IT problems could delay electricity market launch
New all-Ireland system could save businesses and consumers €200m
Software problems threaten to delay the launch of a new all-Ireland electricity market that could ultimately save businesses and consumers €200 million a year.
A new single electricity market, designed to boost efficiency and align Irish energy costs more closely with those in Europe, is due to launch on May 23rd.
However, it has emerged that problems with the software needed to run the system are threatening to delay the launch.
National electricity grid operator Eirgrid confirmed on Wednesday that it had told the single electricity market committee that third-party software sellers had to resolve a number of information technology defects before the May launch date.

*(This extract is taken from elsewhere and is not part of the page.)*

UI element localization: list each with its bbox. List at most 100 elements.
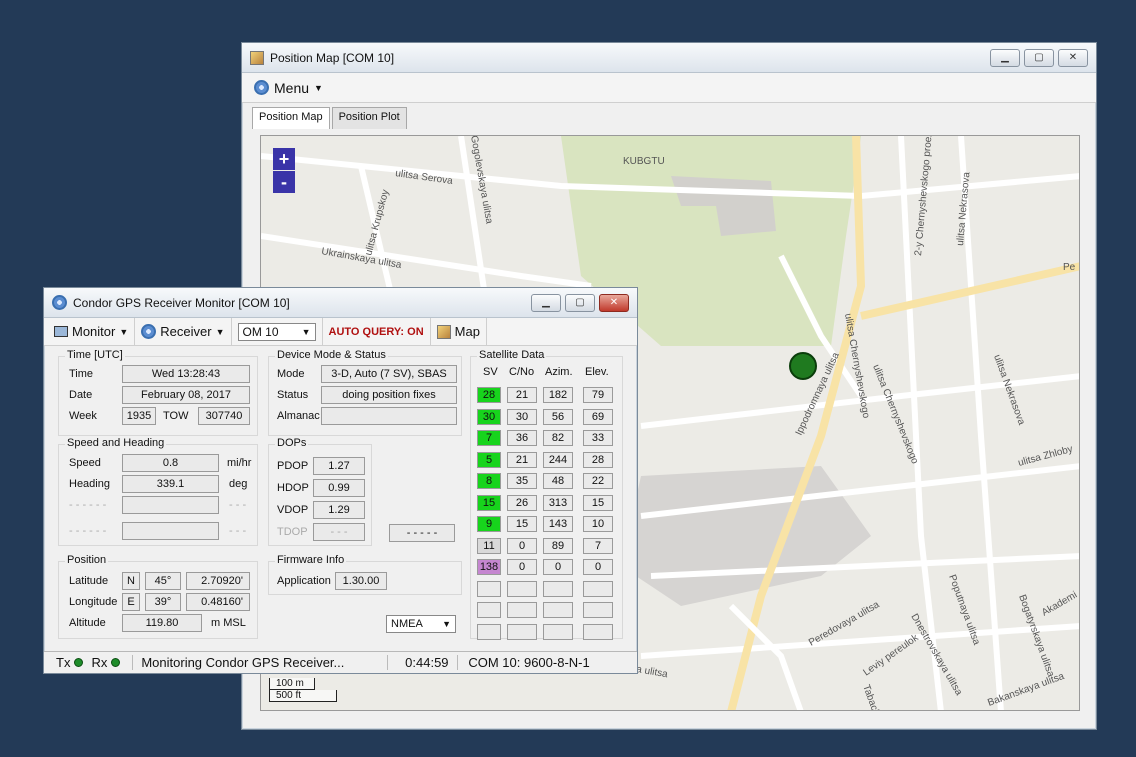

“The identification of such defects during market trials is common to all projects of this scale and scope,” Eirgrid said.
The State company added that the software vendors were “working hard” to resolve the difficulties and that the single electricity market office was still working towards the May 23rd launch date.
The software is needed to keep track of potentially millions of transactions between market players as they trade electricity.
Ireland north and south has had a single electricity market since 2007. A review of the current system prompted Eirgrid, its Northern Ireland subsidiary, Soni and energy regulators to introduce reforms. The EU approved the plans late in 2017.
Those changes will include a cut in standby payments made to power generators for keeping idle plants ready to supply electricity to the system should they be needed.
The new system is meant to favour the most efficient electricity suppliers. It could cut energy bills for businesses and consumers by up to €200 million a year.